What do the people in the developing countries gain in the bargain?
When the trials are completed and the medications are approved and marketed, these people don’t have access to the medications. Why not? Well, companies will tell us they can’t afford them; these are poor people in poor countries. I have a problem with this argument because, in very important ways, to take Africa as an example, the image of Africa as a poor continent is absurd.
Africa is a rich continent. That’s why it has always been the target of colonial acquisition. That’s why you have nations, right now, fighting over the spoils — the diamond mines, other jewel mines, oil, gold, natural biodiversity with medical utility, natural resources of all kinds, the flora, the exotic fauna. It’s a very rich continent. Its people’s poverty is directly tied to colonization, rape and depletion. There isn’t any question about this. Jeremy Bentham, who is held up as the father of utilitarianism, had something to say about this. He said, “No man should profit from his own misdeeds.” And that’s exactly what’s happening here.
We are denying people access to medications that could not have been devised and tested without them. Then we point to their poverty, which we caused, as the reason. So on the balance sheet — both economic and ethical — we are the ones who owe them and not the other way around. And yet the rallying cry from pharmaceutical companies is, “Don’t blame our patents, blame the poverty in the developing world.” That’s obviously not an argument that I find persuasive.
Is there anything else that we haven’t discussed that you would like to add?
One of the things I mention in my book, which is understandably problematic for many people, is that when it comes to solutions for the problems caused by drug patents, I think the best solution would be to repeal Bayh-Dole. I fully understand that this is not going to happen anytime soon and it may not happen at all. But I do think what would be a good first step.
There are several other steps that we should take to remedy this problem. One that I’d like to showcase is cooperation between foundations, people who are astute in business, researchers and pharmaceutical companies. There have been several ventures that use the old model, the pre-1980 model of research, which I call the “back to the future approach,” that have been successful so far. This is a workable model.
Proposed Solutions: Theory and Practice
The number one example is the Health Impact Fund. Yale philosopher Thomas Pogge partnered with Calgary economist Aidan Hollis to propose market based solutions that will distribute medicines where they are needed most and reward the pharmaceutical companies commensurate with their impact on global health. Partnering with Incentives for Global Health the HIP proposes that pharmaceutical companies should take their payments from a pool to which many entities contribute – governments, foundations, and the World Health Organization.
This fund should be drawn upon for profits by the industry, but only when they devise a medication that has a significant, positive impact on human health. They would do this by directing their efforts at the diseases that cripple the globe most dramatically — malaria, sleeping sickness, tuberculosis, HIV disease, worm infestation. The diseases that affect many, many people around the globe should be the targets.

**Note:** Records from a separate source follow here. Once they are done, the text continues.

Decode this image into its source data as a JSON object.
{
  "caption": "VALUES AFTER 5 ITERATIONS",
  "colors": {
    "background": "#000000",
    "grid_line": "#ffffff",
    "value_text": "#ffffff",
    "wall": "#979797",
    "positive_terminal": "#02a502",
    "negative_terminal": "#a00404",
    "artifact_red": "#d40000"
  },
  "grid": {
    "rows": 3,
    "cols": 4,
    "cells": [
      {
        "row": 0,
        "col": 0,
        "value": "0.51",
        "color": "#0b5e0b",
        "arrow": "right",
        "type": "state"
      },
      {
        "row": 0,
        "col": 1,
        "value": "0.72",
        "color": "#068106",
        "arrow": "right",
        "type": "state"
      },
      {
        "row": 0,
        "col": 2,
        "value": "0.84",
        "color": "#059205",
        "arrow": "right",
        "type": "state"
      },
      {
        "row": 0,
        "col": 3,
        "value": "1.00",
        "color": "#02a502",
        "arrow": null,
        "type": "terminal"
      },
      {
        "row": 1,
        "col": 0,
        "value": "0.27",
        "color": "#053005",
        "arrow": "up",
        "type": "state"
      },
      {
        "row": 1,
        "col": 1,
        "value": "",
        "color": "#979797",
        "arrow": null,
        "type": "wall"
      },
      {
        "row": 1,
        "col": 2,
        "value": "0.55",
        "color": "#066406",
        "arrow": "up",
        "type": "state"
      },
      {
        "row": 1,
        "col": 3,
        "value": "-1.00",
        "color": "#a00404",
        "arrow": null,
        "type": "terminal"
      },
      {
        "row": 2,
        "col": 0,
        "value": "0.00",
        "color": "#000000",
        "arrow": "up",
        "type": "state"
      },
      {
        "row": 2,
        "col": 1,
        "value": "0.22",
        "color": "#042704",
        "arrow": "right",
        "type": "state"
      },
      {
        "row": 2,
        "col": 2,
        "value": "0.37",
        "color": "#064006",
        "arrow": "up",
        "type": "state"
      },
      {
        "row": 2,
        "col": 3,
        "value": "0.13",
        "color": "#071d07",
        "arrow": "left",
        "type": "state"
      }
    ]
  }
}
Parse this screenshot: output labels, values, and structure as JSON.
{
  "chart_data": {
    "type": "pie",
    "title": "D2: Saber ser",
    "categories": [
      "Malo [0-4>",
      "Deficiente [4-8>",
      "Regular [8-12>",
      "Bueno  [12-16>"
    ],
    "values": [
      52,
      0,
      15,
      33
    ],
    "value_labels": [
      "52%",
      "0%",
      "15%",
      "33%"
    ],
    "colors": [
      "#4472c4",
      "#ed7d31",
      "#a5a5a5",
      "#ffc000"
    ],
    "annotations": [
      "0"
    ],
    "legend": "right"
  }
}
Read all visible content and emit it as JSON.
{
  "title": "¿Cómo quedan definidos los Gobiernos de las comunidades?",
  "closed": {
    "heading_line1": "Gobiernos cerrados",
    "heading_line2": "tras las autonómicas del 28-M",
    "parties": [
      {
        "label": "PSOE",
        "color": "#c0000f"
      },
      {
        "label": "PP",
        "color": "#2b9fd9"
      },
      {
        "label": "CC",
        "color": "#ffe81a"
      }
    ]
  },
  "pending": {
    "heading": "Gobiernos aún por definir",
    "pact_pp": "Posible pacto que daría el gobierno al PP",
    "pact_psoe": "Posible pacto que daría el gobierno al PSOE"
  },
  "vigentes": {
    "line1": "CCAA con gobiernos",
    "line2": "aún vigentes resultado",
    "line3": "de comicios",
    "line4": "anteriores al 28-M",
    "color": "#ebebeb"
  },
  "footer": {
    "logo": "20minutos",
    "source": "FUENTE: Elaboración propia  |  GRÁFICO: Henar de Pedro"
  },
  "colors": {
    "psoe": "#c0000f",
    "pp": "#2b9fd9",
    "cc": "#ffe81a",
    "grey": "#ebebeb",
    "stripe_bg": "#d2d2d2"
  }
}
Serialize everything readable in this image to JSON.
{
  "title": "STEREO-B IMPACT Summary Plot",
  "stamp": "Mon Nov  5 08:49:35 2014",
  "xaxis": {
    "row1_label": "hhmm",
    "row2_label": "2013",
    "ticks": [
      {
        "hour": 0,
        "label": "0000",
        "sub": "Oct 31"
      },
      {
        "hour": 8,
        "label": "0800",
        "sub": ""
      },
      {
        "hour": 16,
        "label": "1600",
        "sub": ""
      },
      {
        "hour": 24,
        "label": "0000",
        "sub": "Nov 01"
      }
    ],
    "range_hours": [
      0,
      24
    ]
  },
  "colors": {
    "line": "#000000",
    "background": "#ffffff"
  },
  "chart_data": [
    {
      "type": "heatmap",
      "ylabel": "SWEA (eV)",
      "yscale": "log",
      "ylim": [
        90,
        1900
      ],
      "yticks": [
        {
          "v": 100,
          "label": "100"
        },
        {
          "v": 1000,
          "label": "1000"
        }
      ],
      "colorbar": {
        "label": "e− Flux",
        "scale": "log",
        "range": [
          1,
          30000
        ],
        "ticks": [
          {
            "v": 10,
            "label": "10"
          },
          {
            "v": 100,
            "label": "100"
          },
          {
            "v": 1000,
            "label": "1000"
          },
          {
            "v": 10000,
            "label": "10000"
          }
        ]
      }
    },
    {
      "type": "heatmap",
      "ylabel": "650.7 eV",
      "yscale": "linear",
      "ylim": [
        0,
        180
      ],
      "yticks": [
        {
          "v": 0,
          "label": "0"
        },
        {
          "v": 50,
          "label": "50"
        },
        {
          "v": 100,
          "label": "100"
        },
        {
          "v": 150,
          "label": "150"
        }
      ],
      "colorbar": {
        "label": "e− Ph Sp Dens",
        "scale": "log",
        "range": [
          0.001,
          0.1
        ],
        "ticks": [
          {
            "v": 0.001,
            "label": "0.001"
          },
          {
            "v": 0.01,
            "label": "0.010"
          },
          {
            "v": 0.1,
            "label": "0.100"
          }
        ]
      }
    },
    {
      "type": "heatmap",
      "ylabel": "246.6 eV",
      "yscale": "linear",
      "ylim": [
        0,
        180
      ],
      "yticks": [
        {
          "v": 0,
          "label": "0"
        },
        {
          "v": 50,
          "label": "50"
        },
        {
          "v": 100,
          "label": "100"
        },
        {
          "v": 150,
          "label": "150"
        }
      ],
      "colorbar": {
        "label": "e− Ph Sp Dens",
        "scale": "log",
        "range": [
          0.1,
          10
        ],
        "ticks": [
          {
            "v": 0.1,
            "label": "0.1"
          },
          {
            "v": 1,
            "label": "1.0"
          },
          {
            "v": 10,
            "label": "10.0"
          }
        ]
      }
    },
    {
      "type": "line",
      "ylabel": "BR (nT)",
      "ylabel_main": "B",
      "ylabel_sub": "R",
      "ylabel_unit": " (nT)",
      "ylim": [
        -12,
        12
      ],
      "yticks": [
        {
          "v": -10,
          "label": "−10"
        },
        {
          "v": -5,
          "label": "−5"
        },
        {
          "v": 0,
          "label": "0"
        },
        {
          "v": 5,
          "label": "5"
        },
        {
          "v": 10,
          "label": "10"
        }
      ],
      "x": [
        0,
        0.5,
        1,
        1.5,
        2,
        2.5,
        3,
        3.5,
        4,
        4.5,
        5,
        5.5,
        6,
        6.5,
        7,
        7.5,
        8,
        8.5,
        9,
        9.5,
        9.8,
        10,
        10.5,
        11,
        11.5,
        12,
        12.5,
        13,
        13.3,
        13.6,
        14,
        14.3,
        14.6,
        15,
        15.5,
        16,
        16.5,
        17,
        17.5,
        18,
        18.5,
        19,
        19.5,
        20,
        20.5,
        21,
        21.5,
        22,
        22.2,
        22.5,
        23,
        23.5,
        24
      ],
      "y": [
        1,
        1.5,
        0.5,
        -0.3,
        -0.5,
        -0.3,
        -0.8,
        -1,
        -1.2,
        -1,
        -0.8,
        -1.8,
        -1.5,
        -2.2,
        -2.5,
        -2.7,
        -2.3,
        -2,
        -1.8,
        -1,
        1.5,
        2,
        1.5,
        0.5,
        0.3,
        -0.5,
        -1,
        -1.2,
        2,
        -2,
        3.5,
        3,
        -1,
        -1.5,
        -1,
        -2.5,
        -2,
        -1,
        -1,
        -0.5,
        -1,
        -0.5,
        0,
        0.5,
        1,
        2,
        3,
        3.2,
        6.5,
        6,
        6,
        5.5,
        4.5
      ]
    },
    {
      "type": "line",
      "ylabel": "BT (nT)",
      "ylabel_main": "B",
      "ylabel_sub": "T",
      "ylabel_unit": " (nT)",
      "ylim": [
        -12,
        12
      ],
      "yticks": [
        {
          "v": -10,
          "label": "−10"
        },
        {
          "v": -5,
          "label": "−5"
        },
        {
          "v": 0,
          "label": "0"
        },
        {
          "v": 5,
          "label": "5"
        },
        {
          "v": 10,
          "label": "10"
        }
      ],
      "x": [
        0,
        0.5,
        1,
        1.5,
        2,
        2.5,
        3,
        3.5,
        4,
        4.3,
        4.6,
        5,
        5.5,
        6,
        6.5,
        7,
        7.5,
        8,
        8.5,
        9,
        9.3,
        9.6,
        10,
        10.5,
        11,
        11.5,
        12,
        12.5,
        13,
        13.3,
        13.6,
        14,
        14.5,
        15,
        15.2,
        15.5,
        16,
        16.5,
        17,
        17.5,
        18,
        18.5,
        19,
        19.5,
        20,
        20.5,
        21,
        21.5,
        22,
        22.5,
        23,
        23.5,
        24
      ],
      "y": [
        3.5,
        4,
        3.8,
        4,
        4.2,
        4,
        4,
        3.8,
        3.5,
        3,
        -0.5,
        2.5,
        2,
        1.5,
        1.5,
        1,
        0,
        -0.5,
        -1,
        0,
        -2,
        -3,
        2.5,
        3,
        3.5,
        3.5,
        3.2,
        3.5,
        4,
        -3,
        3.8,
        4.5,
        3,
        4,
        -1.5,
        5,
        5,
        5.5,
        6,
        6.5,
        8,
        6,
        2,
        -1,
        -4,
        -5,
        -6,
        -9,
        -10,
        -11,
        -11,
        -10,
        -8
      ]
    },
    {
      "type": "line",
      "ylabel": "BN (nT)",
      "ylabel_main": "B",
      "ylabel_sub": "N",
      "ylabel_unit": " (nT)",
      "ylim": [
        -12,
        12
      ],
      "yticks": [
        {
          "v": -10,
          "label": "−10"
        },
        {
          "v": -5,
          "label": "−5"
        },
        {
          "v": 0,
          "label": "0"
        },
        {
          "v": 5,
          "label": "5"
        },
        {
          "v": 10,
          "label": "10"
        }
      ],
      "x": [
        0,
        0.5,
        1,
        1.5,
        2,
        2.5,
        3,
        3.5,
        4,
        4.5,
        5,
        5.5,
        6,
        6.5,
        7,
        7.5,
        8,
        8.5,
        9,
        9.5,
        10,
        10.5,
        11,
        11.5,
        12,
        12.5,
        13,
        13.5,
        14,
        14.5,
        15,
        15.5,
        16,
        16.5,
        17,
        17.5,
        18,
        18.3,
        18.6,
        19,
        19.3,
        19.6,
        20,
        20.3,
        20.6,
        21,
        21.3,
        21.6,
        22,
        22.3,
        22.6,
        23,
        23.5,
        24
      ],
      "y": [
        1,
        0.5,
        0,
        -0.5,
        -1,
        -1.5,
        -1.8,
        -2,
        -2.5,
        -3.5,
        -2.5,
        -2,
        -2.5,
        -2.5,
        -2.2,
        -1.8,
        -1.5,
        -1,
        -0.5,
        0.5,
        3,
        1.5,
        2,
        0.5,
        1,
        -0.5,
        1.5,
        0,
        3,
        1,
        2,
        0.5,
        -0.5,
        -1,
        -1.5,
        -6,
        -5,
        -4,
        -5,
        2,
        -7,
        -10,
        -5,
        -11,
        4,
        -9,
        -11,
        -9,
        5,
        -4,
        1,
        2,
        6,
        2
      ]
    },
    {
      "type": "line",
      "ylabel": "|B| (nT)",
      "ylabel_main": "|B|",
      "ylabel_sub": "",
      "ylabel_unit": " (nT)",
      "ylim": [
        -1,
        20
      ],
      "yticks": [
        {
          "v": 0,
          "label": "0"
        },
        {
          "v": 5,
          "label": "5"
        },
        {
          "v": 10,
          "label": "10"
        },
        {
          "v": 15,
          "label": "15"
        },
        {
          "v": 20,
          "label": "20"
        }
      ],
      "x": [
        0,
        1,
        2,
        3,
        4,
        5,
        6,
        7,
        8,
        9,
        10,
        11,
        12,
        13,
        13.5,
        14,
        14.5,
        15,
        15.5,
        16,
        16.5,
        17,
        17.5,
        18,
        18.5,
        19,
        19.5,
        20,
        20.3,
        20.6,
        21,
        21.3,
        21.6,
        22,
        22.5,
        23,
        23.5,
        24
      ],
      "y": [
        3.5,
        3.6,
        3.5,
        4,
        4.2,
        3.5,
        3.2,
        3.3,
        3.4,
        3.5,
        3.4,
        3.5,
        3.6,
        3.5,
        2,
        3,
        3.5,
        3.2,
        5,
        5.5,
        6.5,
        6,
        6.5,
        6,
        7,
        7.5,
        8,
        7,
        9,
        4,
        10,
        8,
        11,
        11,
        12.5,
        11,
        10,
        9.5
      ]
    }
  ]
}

When they come up with an effective medication or other treatment for these diseases, the money should be proportional to the number of lives they’ve saved. So if they come up with a cure for sleeping sickness (which actually has happened, but companies couldn’t make any money marketing it), and they save the lives of, say, 700,000 people in Africa, then their payment should be based on having saved those 700,000 lives. Let’s say there’s Serious Disease X, and it affects people in affluent countries in North America and Europe. If they save 700,000 lives in North America and Europe, they should also get the same amount of money.
So every life has equal value.
Yes. I love this model because every life is worth the same. In today’s model, the lives of people in affluent countries are worth a great deal and the lives of people in the developing countries are worth nothing.
Another model, one which has already shown great success, is that brokered by the Bill and Melinda Gates Foundation, which has partnered with organizations involved in vaccine design, the governments of developing countries and the WHO. They have pooled resources and found ways of devising needed medications such as vaccines, so that these can be administered very cheaply and very effectively in the developing world. That’s more involved than just manufacturing cheap vaccines, although they’ve done that. They took one vaccine that costs $7 in the United States that now only costs 50 cents in Nigeria.
But more to the point, the Gates foundation has organized the provision of medicines in forms the developing world needs. For example, vaccines in this country require refrigeration. But in parts of Africa, India and Asia, electricity for refrigeration is not always something one can depend on. The Gates Foundation has accomplished the distribution of vaccines that do not require refrigeration and they can do it on a large scale. What’s more, pharmaceutical companies are involved with these projects and that’s really important because we need them to generate our medications.
But their profits and their patents should not be the focus of healthcare design and delivery. Patients’ lives should be the focus. I think these new models need to be embraced, endorsed and underwritten by our governments, so they can replace the exploitive model that we have today.